The recently published news report discusses the efforts of a nonprofit organization that was founded to help foster children find affordable housing after they age out of foster care. Because foster children who age out of foster care are often looking for a small studio or one-bedroom units at an affordable price, single-family housing is not always a feasible option. The organization featured in the article sought to purchase single-family homes and divide them into multiple apartments for their clients. According to the news report, the organization purchased a building that was converted into four separate units, which could house between 8-10 people. Unfortunately, the municipal zoning board rejected the organization’s proposal to occupy the fourth unit, as there was not sufficient parking available to meet zoning requirements.

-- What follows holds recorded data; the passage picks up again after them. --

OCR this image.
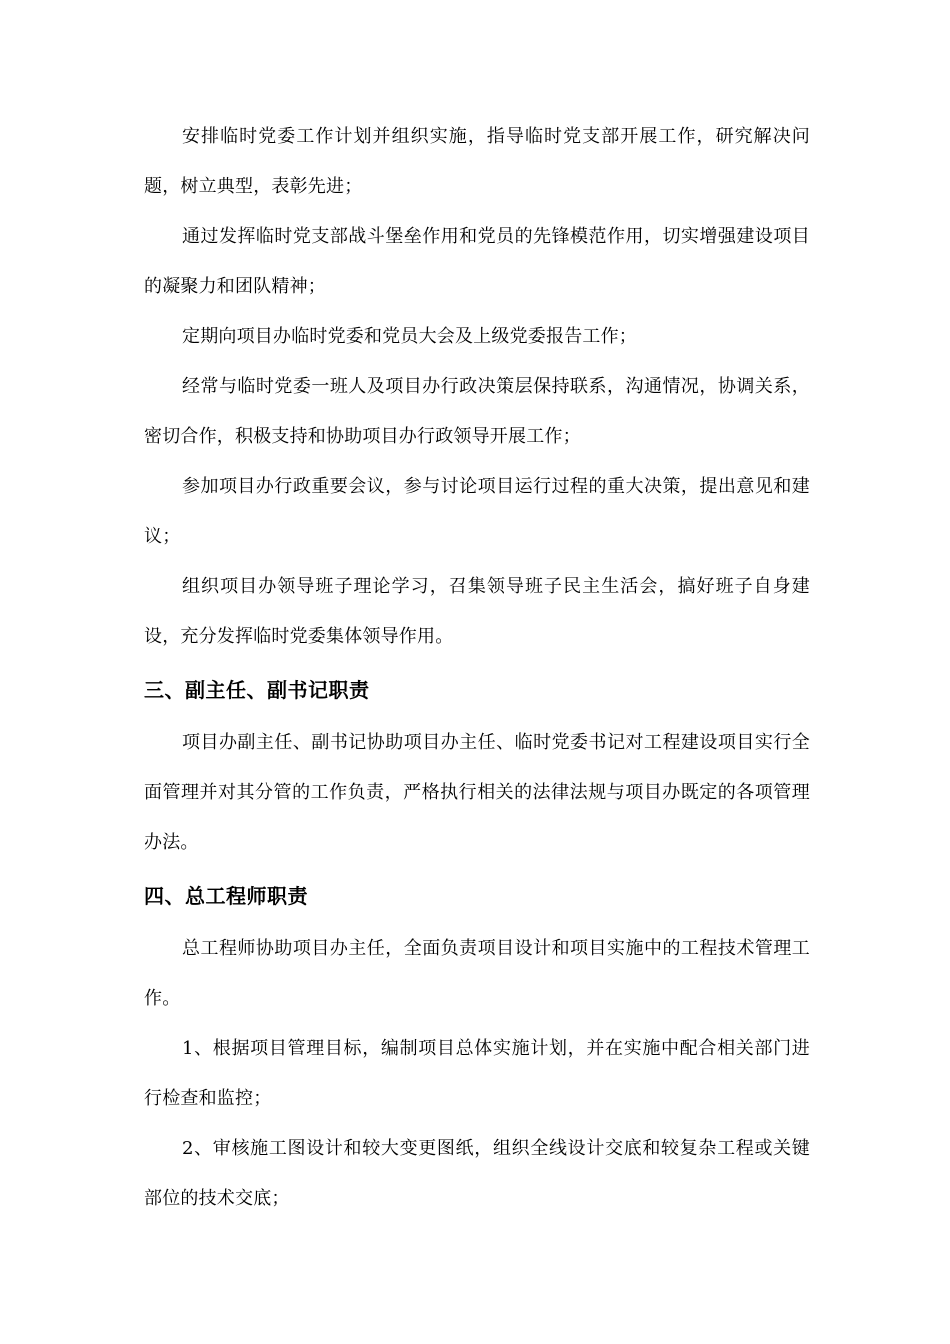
安排临时党委工作计划并组织实施，指导临时党支部开展工作，研究解决问题，树立典型，表彰先进；

通过发挥临时党支部战斗堡垒作用和党员的先锋模范作用，切实增强建设项目的凝聚力和团队精神；

定期向项目办临时党委和党员大会及上级党委报告工作；

经常与临时党委一班人及项目办行政决策层保持联系，沟通情况，协调关系，密切合作，积极支持和协助项目办行政领导开展工作；

参加项目办行政重要会议，参与讨论项目运行过程的重大决策，提出意见和建议；

组织项目办领导班子理论学习，召集领导班子民主生活会，搞好班子自身建设，充分发挥临时党委集体领导作用。

三、副主任、副书记职责

项目办副主任、副书记协助项目办主任、临时党委书记对工程建设项目实行全面管理并对其分管的工作负责，严格执行相关的法律法规与项目办既定的各项管理办法。

四、总工程师职责

总工程师协助项目办主任，全面负责项目设计和项目实施中的工程技术管理工作。

1、根据项目管理目标，编制项目总体实施计划，并在实施中配合相关部门进行检查和监控；

2、审核施工图设计和较大变更图纸，组织全线设计交底和较复杂工程或关键部位的技术交底；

The zoning requirements at issue demand that each residential unit has two parking spots of off-street parking available. Although it is important to make sure that there is parking available for residents before allowing them to move in, the article notes that the application of this particular requirement is counterproductive. Of the 10 people that would live in the proposed new building, 6 spots are available, and only two spots appeared to be needed. By requiring two parking spots for each unit, the law is preventing people who don’t even own a vehicle from finding housing. To address this problem, municipal zoning boards are being encouraged to update the over 30-year-old zoning codes that require so much parking. People seeking new construction or renovations can also petition the zoning board for a variance or exception to approve a proposal that doesn’t meet the zoning requirements outright.